Ela lançou um leve sorriso cínico, ainda que um pouco frágil.
— É tudo o que eu mais quero.
Retirou-se, e Moore ficou encarando a substância de coloração esverdeada, balançando, erguendo-a para o alto a analisando. Morgana era uma mulher bastante perigosa, e ele sabia o quanto era alarmante tê-la como inimiga. Acreditou que ficaria com raiva depois de sua confissão, mas ainda confiava nele.
Deu de ombros, guardando o frasco.
Porém, aquilo poderia ser uma armadilha para descobrir se ele era um traidor ou não.
Saiu da tenda, indo a sua, encontrando seu corvo ajeitando as penas em sua mesa. Surpreso com a presença de Nacht, apressou os passos, estendendo o braço na frente do animal. O corvo tombou algumas vezes a cabeça, antes de se pendurar no braço de seu cuidador, batendo levemente suas asas.
— Bom garoto, Nacht — alisou as penas do corvo, agarrando o pequeno pingente de cruz que ele havia colocado para o marcar como seu. Nacht era diferente dos outros de sua espécie, e ele reconheceria de olhos fechados, porém, queria algo para torná-los mais parecidos além da escuridão. Deu-lhe, então, uma cruz assim com a que carregava desenhada em sua carne.
Desceu as carícias, até que chegou em suas patas, encontrando um pequeno papel amarelo. Moore desamarrou o laço que o prendia com certa pressa, perguntando-se quem havia lhe mandado uma mensagem. Abriu o papel, havendo apenas uma única frase.
"Vigie bem seus passos."
Amassou o papel assim que terminou de analisar a frase, guardando-o em suas vestes. Compreendeu que era uma ameaça bastante sutil, contudo, não levaria a sério. Devido a muitos boatos em relação ao seu corvo, qualquer um poderia prender uma mensagem e pregar peças. Além de ter muitos inimigos.

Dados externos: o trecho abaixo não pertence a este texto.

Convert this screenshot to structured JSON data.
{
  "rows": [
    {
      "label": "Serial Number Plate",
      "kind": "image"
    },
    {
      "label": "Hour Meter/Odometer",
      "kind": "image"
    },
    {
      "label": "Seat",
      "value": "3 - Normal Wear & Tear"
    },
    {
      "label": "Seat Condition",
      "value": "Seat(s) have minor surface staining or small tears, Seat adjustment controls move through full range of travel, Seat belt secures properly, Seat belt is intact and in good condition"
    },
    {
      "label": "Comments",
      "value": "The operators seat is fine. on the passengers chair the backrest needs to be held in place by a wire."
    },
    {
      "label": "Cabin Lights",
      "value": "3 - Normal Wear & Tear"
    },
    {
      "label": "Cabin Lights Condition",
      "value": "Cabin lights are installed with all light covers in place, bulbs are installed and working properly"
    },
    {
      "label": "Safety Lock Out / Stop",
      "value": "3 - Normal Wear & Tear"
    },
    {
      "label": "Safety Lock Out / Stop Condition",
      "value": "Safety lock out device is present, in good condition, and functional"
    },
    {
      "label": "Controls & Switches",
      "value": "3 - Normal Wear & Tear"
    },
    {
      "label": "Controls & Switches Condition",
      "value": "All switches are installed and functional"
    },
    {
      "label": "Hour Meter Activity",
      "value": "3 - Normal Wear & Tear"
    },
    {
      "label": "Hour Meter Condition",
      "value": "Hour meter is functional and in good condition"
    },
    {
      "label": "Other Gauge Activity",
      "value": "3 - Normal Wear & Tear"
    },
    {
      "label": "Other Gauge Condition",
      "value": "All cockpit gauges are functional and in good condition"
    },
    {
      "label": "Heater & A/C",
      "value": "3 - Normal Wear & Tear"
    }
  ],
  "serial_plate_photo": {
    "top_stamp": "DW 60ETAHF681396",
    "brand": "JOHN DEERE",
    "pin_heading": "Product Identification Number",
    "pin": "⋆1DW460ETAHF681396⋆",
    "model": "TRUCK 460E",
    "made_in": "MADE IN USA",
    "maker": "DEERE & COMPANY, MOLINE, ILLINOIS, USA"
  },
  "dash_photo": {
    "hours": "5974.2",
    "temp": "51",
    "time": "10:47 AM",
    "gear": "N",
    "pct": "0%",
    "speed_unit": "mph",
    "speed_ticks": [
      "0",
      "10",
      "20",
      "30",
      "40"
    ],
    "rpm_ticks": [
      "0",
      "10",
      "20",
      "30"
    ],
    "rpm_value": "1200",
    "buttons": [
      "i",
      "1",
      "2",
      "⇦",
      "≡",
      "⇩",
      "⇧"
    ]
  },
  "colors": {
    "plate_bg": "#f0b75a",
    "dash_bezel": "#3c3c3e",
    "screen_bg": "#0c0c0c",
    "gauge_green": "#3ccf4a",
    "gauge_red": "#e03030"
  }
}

— Acredito que ele adoraria lhe conhecer — disse para seu corvo, que grasnou em resposta, roçando o bico nos dedos de Moore. O homem sorriu. — Apesar dele não aparentar gostar muito de animais — aproximou da janela da tenda, permitindo que o animal se distanciasse. Observou ele pousando em uma das árvores altas —, acho que vocês se tornariam grandes amigos.